Defendant contends that the evidence is legally insufficient to establish his identity as one of the perpetrators and the unlawful entry element of the burglary charges. Initially, defendant's contention that the evidence is legally insufficient to support the conviction is not preserved for our review inasmuch as his general motion for a trial order of dismissal was not " 'specifically directed' at" any alleged shortcoming in the evidence now raised on appeal (People v Gray, 86 NY2d 10, 19 [1995]; see People v McDermott, 200 AD3d 1732, 1733 [4th Dept 2021], lv denied 38 NY3d 929 [2022]). In any event, that contention lacks merit. "Viewing the evidence in the light most favorable to the People, and giving them the benefit of every reasonable inference" (People v Bay, 67 NY2d 787, 788 [1986]), we conclude that there is a "valid line of reasoning and permissible inferences which could lead a rational person to the conclusion" (People v Bleakley, 69 NY2d 490, 495 [1987]) that defendant was one of the two perpetrators (see People v Alston, 174 AD3d 1349, 1350 [4th Dept 2019], lv denied 34 NY3d 978 [2019], reconsideration denied 34 NY3d 1014 [2019], cert denied — US &mdash, 140 S Ct 2530 [2020]) and that defendant unlawfully entered the dwelling (see People v Miller, 32 NY2d 157, 159 [1973]; People v Wright, 1 AD3d 707, 707-708 [3d Dept 2003], lv denied 1 NY3d 636 [2004]; see generally People v Mosley, 200 AD3d 1664, 1665-1666 [4th Dept 2021]).

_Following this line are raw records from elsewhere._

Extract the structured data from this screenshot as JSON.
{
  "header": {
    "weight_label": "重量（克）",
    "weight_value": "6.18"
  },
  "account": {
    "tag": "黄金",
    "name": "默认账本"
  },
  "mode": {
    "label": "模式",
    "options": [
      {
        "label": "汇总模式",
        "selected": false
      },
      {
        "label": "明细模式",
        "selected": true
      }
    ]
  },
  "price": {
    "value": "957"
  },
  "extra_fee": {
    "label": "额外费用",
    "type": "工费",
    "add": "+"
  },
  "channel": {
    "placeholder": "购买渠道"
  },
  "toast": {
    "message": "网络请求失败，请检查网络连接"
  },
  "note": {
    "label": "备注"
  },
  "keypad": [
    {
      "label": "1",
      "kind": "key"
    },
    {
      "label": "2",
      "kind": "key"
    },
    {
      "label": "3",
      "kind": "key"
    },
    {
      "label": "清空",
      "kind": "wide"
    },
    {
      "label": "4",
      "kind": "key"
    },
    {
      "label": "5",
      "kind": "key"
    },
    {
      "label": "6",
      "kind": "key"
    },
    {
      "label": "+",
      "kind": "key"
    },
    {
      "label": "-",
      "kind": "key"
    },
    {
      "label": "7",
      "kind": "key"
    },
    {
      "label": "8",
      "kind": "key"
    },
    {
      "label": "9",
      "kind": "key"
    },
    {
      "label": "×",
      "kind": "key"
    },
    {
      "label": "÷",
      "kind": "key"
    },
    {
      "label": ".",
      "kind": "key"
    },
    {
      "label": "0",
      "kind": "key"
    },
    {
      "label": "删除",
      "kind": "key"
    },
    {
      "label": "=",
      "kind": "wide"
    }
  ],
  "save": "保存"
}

Additionally, viewing the evidence in light of the elements of the crimes as charged to the jury (see People v Danielson, 9 NY3d 342, 349 [2007]), we reject defendant's further contention that the verdict is against the weight of the evidence with respect to his identity as one of the perpetrators (see People v Settles, 192 AD3d 1510, 1511-1512 [4th Dept 2021], lv denied 37 NY3d 960 [2021]) and his unlawful entry (see People v Curran, 139 AD3d 1085, 1086 [2d Dept 2016], lv denied 31 NY3d 1080 [2018]; Wright, 1 AD3d at 708). Even assuming, arguendo, that [*2]a different verdict would not have been unreasonable, we conclude that it cannot be said that the jury failed to give the evidence the weight it should be accorded (see generally Bleakley, 69 NY2d at 495).